Indian moves in Sikkim worried Nepal, with Palace backing public demonstrations against the move. But Delhi’s blunt message to Kathmandu saw it pull back, even as U.S. reassured Nepal that it would not have a similar fate.

When India first moved in to internally administer Sikkim, on the request of the Chogyal, in April 1973, Nepal’s King Birendra told U.S. interlocutors (1973NEWDE04657_b; Confidential) that there were “two views” about Indian actions.

The first was that it was initiated by India — if this was the case, “it would affect others in the area”. The other was that it was a result of “internal troubles”. The king said he believed it was “50-50 proposition and Nepal is closely watching the outcome to determine its meaning”. By May though, the monarch seemed to feel that India had encouraged Sikkim Nepalese to express their “legitimate aspirations”, but the situation had turned out in a way that the “only player which had the cards was India”. (1973KATHMA02309_b; Confidential)

Indian actions the next year appeared to confirm the worst fears of the Nepali nationalist elite. After New Delhi declared Sikkim to be an associate state, in early September 1974, Nepal’s Foreign Minister said Nepal wishes Sikkim “should continue to make progress through the preservation of its tradition entity” (1974KATHMA03615_b; Limited Official Use). Local parliamentarians said Nepal should take the issue to an international platform, and senior officials asked U.S.: “Was it really necessary” for India to act the way it did? The Nepali press “condemned the move”, and demonstrations took place, including outside the Indian Embassy, with slogans like “India stay out of Sikkim”.
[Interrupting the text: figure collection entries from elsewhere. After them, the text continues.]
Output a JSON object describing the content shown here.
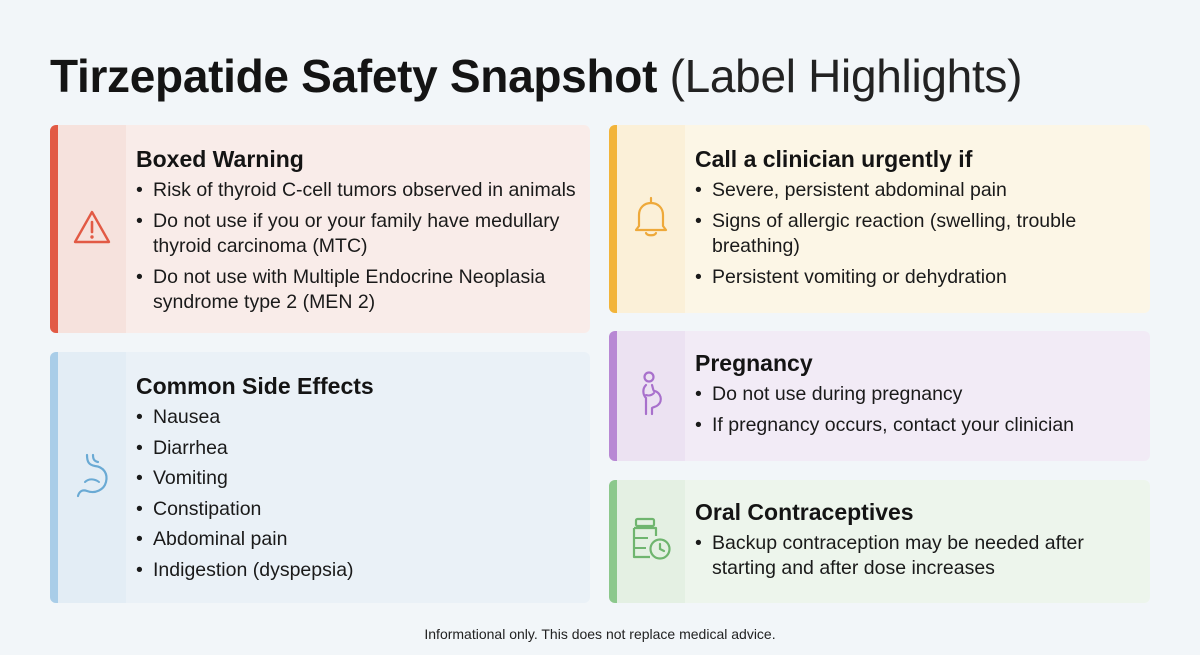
{
  "title": {
    "strong": "Tirzepatide Safety Snapshot",
    "light": "(Label Highlights)"
  },
  "cards": {
    "boxed": {
      "icon": "warning-triangle-icon",
      "accent": "#e25a45",
      "heading": "Boxed Warning",
      "items": [
        "Risk of thyroid C-cell tumors observed in animals",
        "Do not use if you or your family have medullary thyroid carcinoma (MTC)",
        "Do not use with Multiple Endocrine Neoplasia syndrome type 2 (MEN 2)"
      ]
    },
    "side": {
      "icon": "stomach-icon",
      "accent": "#a9cde8",
      "heading": "Common Side Effects",
      "items": [
        "Nausea",
        "Diarrhea",
        "Vomiting",
        "Constipation",
        "Abdominal pain",
        "Indigestion (dyspepsia)"
      ]
    },
    "urgent": {
      "icon": "bell-icon",
      "accent": "#f2b43a",
      "heading": "Call a clinician urgently if",
      "items": [
        "Severe, persistent abdominal pain",
        "Signs of allergic reaction (swelling, trouble breathing)",
        "Persistent vomiting or dehydration"
      ]
    },
    "preg": {
      "icon": "pregnant-person-icon",
      "accent": "#b888d4",
      "heading": "Pregnancy",
      "items": [
        "Do not use during pregnancy",
        "If pregnancy occurs, contact your clinician"
      ]
    },
    "oral": {
      "icon": "pill-bottle-clock-icon",
      "accent": "#8cc88c",
      "heading": "Oral Contraceptives",
      "items": [
        "Backup contraception may be needed after starting and after dose increases"
      ]
    }
  },
  "footer": "Informational only. This does not replace medical advice."
}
U.S. diplomats commented, “Analogy between Sikkim and Nepal, however inaccurate or irrational, is easily drawn.” In another cable, U.S. noted that the demonstrations have “all earmarks of a well organised campaign with approval of government” (1974KATHMA03619_b; Limited Official Use).

But India was furious. Ambassador M. K. Rasgotra met the Nepali leadership and received assurances that Nepal “entertained no apprehensions about Indian intention”, and fullest measures would be taken against “anti-India demonstrations” (1974NEWDE11926_b, Limited Official Use).

Mr. Rasgotra visited Delhi, and his absence triggered concerns in Kathmandu that India was looking to “review bilateral relations”. This prompted, in U.S. assessment, “a pull-back from the position of confrontation with GOI” (1974KATHMA04019_b, Limited Official Use).

The U.S. noted that many Nepalese were wondering if Nepal was “next on India’s list” after Sikkim, and wondered whether India-Nepal relations were taking a “fundamentally new shape…or it was just another case of Nepalese suspicion of India leading to over-reaction” (1974KATHMA04166_b; Confidential).

Nepal’s pull-back was apparent, with King Birendra’s interview to The Washington Post on November 16, where he emphasised India-Nepal relations could not be allowed to be disturbed by “minor or sporadic events of a temporal nature”. The interview made sense in the light of what Mr. Rasgotra told his U.S. interlocutors — he had never seen Delhi “as angry” as it had been on the Nepali position on Sikkim, and Nepal could not expect a “privileged relationship” if it was not sensitive to “India’s vital interests” (1974KATHMA04836_b; Confidential).

The pressure worked. When Sikkim was integrated into the Union the following year, the reaction in Kathmandu was muted (1975KATHMA01743_b; Limited Official Use).

The U.S., however, remained sensitive to Nepali concerns. In a cable signed by Henry Kissinger (1975STATE086460_b, confidential), explaining U.S. would stick to a “no-comments” policy on Sikkim and missions across the world must convey the same if asked, an exception was made for Kathmandu. He instructed diplomats, “Should the question arise, you may assure GON officials we continue to support Nepal’s independence and development. We regard Nepal’s situation, as a U.N. member and independent sovereign state with which we have very good relations, as different from that of Sikkim.”